Behind the scenes and make some predictions about how it will change in the next few years.
How Africa Accesses Facebook in Africa
If you look at Africa as a whole, there are over 77 million Facebook users with over 51 million users who access the service on mobile. It is interesting to note that the ratio of Android to Blackberry devices in Africa is over 2:1 – (although this may include Android tablets). But this only provides a broader picture, so for your convenience, I’ve broken down the data for the five largest countries in Africa, based on the number of mobile users (a full PDF of all the data for 50 African countries can be found at the bottom of the page)
How Nigeria Accesses Facebook on Mobile
87% of Nigerian Facebookers access the social network from mobile devices. 68% of these mobile users use feature phones while another 18% use BlackBerries.
2. South Africa
How South Africa Accesses Facebook on Mobile
93% of South African Facebookers access the social network from mobile devices. 47% of these mobile users access Facebook through a feature phone while another 30% use BlackBerry devices.

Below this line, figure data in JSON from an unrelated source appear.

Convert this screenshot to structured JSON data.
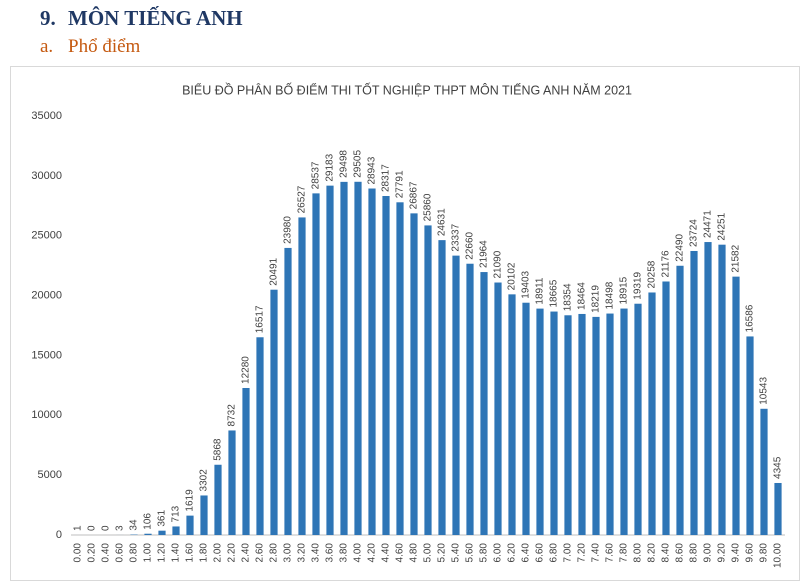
{
  "heading": {
    "number": "9.",
    "text": "MÔN TIẾNG ANH"
  },
  "subheading": {
    "number": "a.",
    "text": "Phổ điểm"
  },
  "chart_data": {
    "type": "bar",
    "title": "BIỂU ĐỒ PHÂN BỐ ĐIỂM THI TỐT NGHIỆP THPT MÔN TIẾNG ANH NĂM 2021",
    "categories": [
      "0.00",
      "0.20",
      "0.40",
      "0.60",
      "0.80",
      "1.00",
      "1.20",
      "1.40",
      "1.60",
      "1.80",
      "2.00",
      "2.20",
      "2.40",
      "2.60",
      "2.80",
      "3.00",
      "3.20",
      "3.40",
      "3.60",
      "3.80",
      "4.00",
      "4.20",
      "4.40",
      "4.60",
      "4.80",
      "5.00",
      "5.20",
      "5.40",
      "5.60",
      "5.80",
      "6.00",
      "6.20",
      "6.40",
      "6.60",
      "6.80",
      "7.00",
      "7.20",
      "7.40",
      "7.60",
      "7.80",
      "8.00",
      "8.20",
      "8.40",
      "8.60",
      "8.80",
      "9.00",
      "9.20",
      "9.40",
      "9.60",
      "9.80",
      "10.00"
    ],
    "values": [
      1,
      0,
      0,
      3,
      34,
      106,
      361,
      713,
      1619,
      3302,
      5868,
      8732,
      12280,
      16517,
      20491,
      23980,
      26527,
      28537,
      29183,
      29498,
      29505,
      28943,
      28317,
      27791,
      26867,
      25860,
      24631,
      23337,
      22660,
      21964,
      21090,
      20102,
      19403,
      18911,
      18665,
      18354,
      18464,
      18219,
      18498,
      18915,
      19319,
      20258,
      21176,
      22490,
      23724,
      24471,
      24251,
      21582,
      16586,
      10543,
      4345
    ],
    "color": "#2e75b6",
    "ylim": [
      0,
      35000
    ],
    "yticks": [
      0,
      5000,
      10000,
      15000,
      20000,
      25000,
      30000,
      35000
    ],
    "grid": false
  }
}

How Egypt Accesses Facebook on Mobile
FUN FACT: Egypt has the largest number of Facebook users in Africa but only the third highest number of mobile users. 45% of Egyptians use feature phones to access Facebook with another 38% using Android devices.
How Morocco Accesses Facebook on Mobile
Only 55% of Moroccan Facebookers access the social network on mobile. 39% of these users do so on feature phones while 37% of users use Android devices. It shouldn’t be long before the most popular way to access Facebook on mobile is on an Android device.
How Kenya Accesses Facebook on Mobile
85% of Kenyan Facebookers access the social network on mobile. Like Nigeria, a large percentage of these users (71%) do so on feature phones. Unlike Nigeria and South Africa, the next most popular platform is Android.
Some General Observations from the Data:
- Feature phones are still king
- Android’s market share is gowing in a number of a of African countries
- BlackBerry is still prevelant but only in a select number of markets
- iOS has found a niche in a number of markets but is not widely used
- Microsoft should quit now or start making Android devices
A Note on the Data:
All of the data used in this post was sourced directly from Facebook’s Advertising Tool. To the best of my knowledge, all of the above data is as accurate as possible at the time of originally publishing this post. If there is an error in the data, it may be my fault (please let me know if you find something wrong). If I was not at fault, then Facebook was drunk. You can find a full PDF of the data here. If you would like it in an editable spreadsheet, please let me know and
I will gladly supply it.
I have tried my best to not be misleading with the data in this post. You are free to reuse any of the figures in this article but please do so in context – this is important to make both you and myself seem less stupid.